What You Need To Know About The Black Maternal Health Rate
Black women are statistically more likely to receive sub par medical care and suffer from poorer health outcomes. This leads to higher death rates related to pregnancy and childbirth. Compared to White women, Black women are 2 to 6 times more likely to die during childbirth. The Black Maternal Morality Rate does not care if you are rich or poor. Powerful women like Serena Williams and Beyonce’ have spoken openly about complications and treatments they experienced during childbirth. While there is not any clear explanation as to why Black women die at a higher rate than their counterparts, many researchers have cited institutional racism, sexism, and at times, financial barriers to be a leading factor.
When a Black woman expresses discomfort, her words can be considered more of a rudimentary complaint rather than an actual concern. Colorism can also play a major role in this. Darker women are seen as more strong and tough whereas our lighter counterparts may seem more helpless and tender. This is not to put dark and light at opposing ends of the spectrum. As a Black woman, regardless of your complexion, you still face a higher chance of subpar treatment while pregnant. It is important to speak up. If you are able to, find a provider that understands your complications as a Black mother. Ask deep questions about their statistics as a birth doctor. Do not be afraid to ask the hard questions.
- Has your healthcare provider heard of Black Maternal Health?
- Does your healthcare provider take additional precautions to make sure they are actively listening to the concerns of their patients?
- Do you feel comfortable using your voice openly with your healthcare provider?
- What are their statistics in caring for Black patients?

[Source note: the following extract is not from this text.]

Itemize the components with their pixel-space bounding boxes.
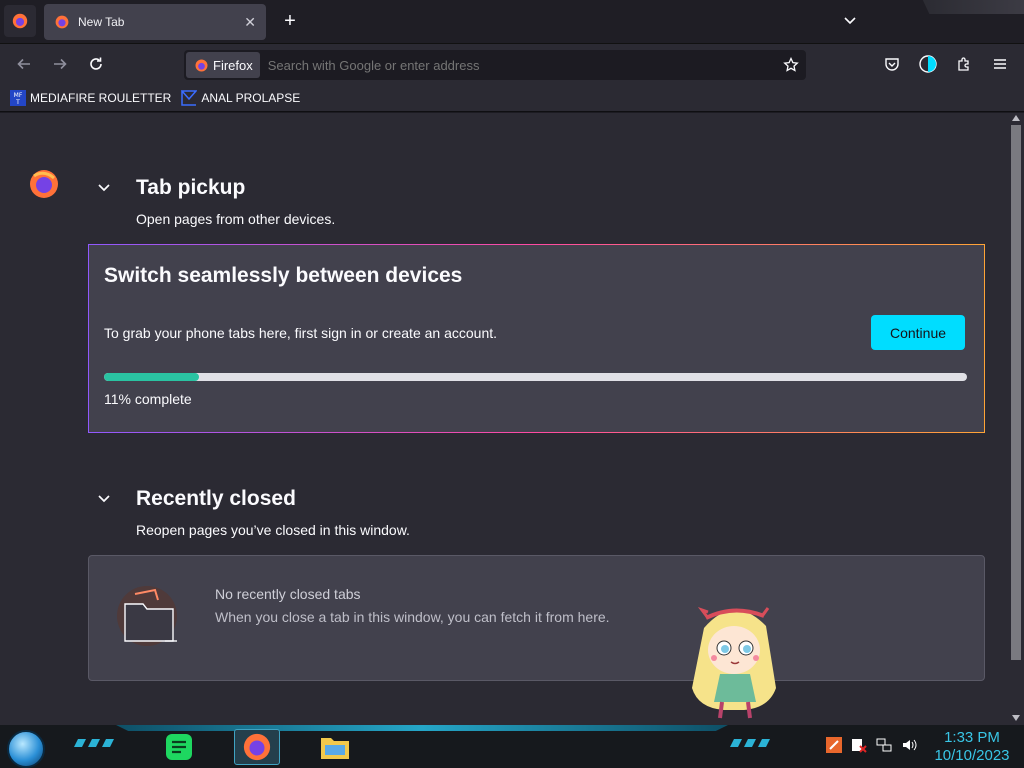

- What sort of aftercare does your healthcare provider offer for mothers once birth has commenced?
Find A Proper Advocate
Having a proper advocate during your pregnancy and birthing process can be a matter of life and death. Even if you feel up to speed during your pregnancy, you can still find yourself unable to properly advocate for your needs during birth. While your doctor hopefully respects your wishes, you will indeed be in a more vulnerable position during labor. Thankfully, you have many options when it comes to finding birth workers and with social media, it has become easier to find a birth worker that looks like you. Later in the book we will talk about your options for where and how to birth but for now, let’s focus on your options for advocacy.
Here are a few different types of advocates:
- Your partner
- Birth doula
By properly preparing for your impending birth, you will greatly reduce the chances of any mishaps that could happen during labor. Remember this, speak up for yourself. Advocate for yourself. Have someone else advocate for you.